To execute API requests, we had to introduce a new mediator command execute. Any extension running in the WebIDE can leverage this command by calling gitlab-web-ide.mediator.execute command

Issue breakdown

Issue breakdown

Investigation

• WebIDE: Is Git submodule the best way to include Workflow Extension?
• WebIDE & Workflow: Hot to pass feature flags to the extension?
• Workflow: How to abstract away multiple projects and multiple accounts?
• WebIDE: Spike replacing Mediator commands with trusted OAuth app
• WebIDE: Debugging extensions that have sorucemaps included

Implementation

• Workflow: Change the build process to produce two dist folders, one for browser, one for desktop.
  • prepares Workflow for being included in WebIDE
  • desktop part: Build extension into a separate dist folder for desktop
  • browser part: Build browser extension into a separate folder (#412674 - closed)
• Workflow: Add REST GET and POST requests to the GitLabService.execute() method
  • verifies the execute() interface design, then we can implement it in WebIDE
• WebIDE: Implement the execute() mediator command and migrate the FETCH_PROJECT mediator command to use it
• WebIDE: Add the workflow as a git submodule and change Makefile to include the GitLab Workflow extension
• Workflow: Migrate Code Suggestions to use ProjectManager.
• WebIDE: Deprecate Code Suggestions in favour of Workflow

Concerns

Concerns - what will be tricky when porting Workflow

Authentication

captured here

• Workflow
  • The Workflow uses two ways of authenticating:
    • OAuth for GitLab.com
    • Personal Access Token (PAT) for any GitLab instance
  • The Workflow also supports multiple accounts
• WebIDE
  • WebIDE runs in an already-authenticated GitLab page and uses mediator commands to make requests the same way as any other frontend JavaScript in GitLab does.
  • This approach will become an issue when we allow loading 3rd party extensions. Those extensions will also be able to invoke the mediator commands and invoke GitLab API.
  • We will have to either introduce some authentication to the mediator commands or use OAuth instead.

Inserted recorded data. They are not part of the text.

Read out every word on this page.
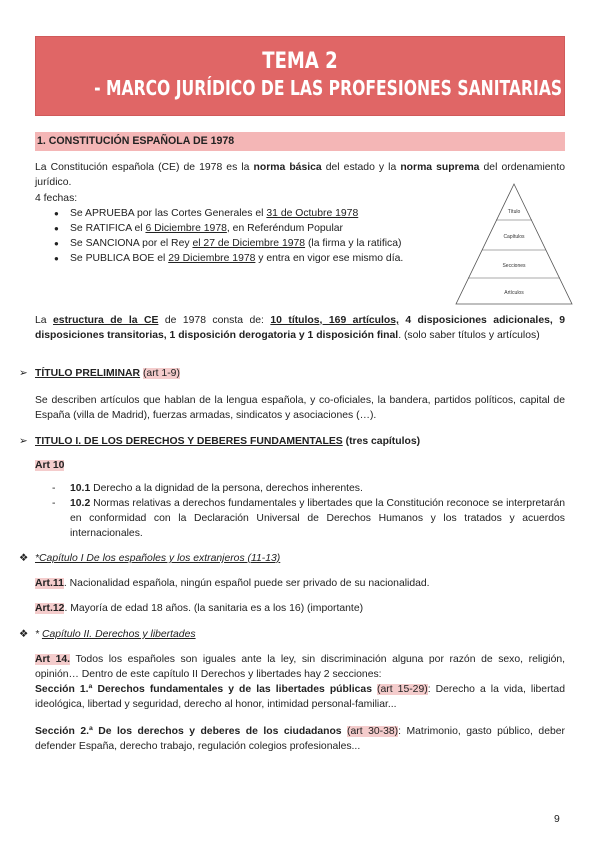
TEMA 2
- MARCO JURÍDICO DE LAS PROFESIONES SANITARIAS -
1. CONSTITUCIÓN ESPAÑOLA DE 1978
La Constitución española (CE) de 1978 es la norma básica del estado y la norma suprema del ordenamiento jurídico.
4 fechas:
● Se APRUEBA por las Cortes Generales el 31 de Octubre 1978
● Se RATIFICA el 6 Diciembre 1978, en Referéndum Popular
● Se SANCIONA por el Rey el 27 de Diciembre 1978 (la firma y la ratifica)
● Se PUBLICA BOE el 29 Diciembre 1978 y entra en vigor ese mismo día.
Título
Capítulos
Secciones
Artículos
La estructura de la CE de 1978 consta de: 10 títulos, 169 artículos, 4 disposiciones adicionales, 9 disposiciones transitorias, 1 disposición derogatoria y 1 disposición final. (solo saber títulos y artículos)
➢ TÍTULO PRELIMINAR (art 1-9)
Se describen artículos que hablan de la lengua española, y co-oficiales, la bandera, partidos políticos, capital de España (villa de Madrid), fuerzas armadas, sindicatos y asociaciones (…).
➢ TITULO I. DE LOS DERECHOS Y DEBERES FUNDAMENTALES (tres capítulos)
Art 10
- 10.1 Derecho a la dignidad de la persona, derechos inherentes.
- 10.2 Normas relativas a derechos fundamentales y libertades que la Constitución reconoce se interpretarán en conformidad con la Declaración Universal de Derechos Humanos y los tratados y acuerdos internacionales.
❖ *Capítulo I De los españoles y los extranjeros (11-13)
Art.11. Nacionalidad española, ningún español puede ser privado de su nacionalidad.
Art.12. Mayoría de edad 18 años. (la sanitaria es a los 16) (importante)
❖ * Capítulo II. Derechos y libertades
Art 14. Todos los españoles son iguales ante la ley, sin discriminación alguna por razón de sexo, religión, opinión… Dentro de este capítulo II Derechos y libertades hay 2 secciones:
Sección 1.ª Derechos fundamentales y de las libertades públicas (art 15-29): Derecho a la vida, libertad ideológica, libertad y seguridad, derecho al honor, intimidad personal-familiar...
Sección 2.ª De los derechos y deberes de los ciudadanos (art 30-38): Matrimonio, gasto público, deber defender España, derecho trabajo, regulación colegios profesionales...
9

Injecting settings and feature flags

captured here

We don't have a good way of passing config and feature flags to WebIDE. We will need to design a unified approach that will work for browser and desktop.

Developer experience

The WebIDE developer experience is not optimal. We rely heavily on make and copying files around. The yarn multi-package workspace also bit us many times. Now we'll bring another project into the mix (GitLab Workflow). It's critical to integrate it in a way that will give contributors quick feedback and will work seamlessly.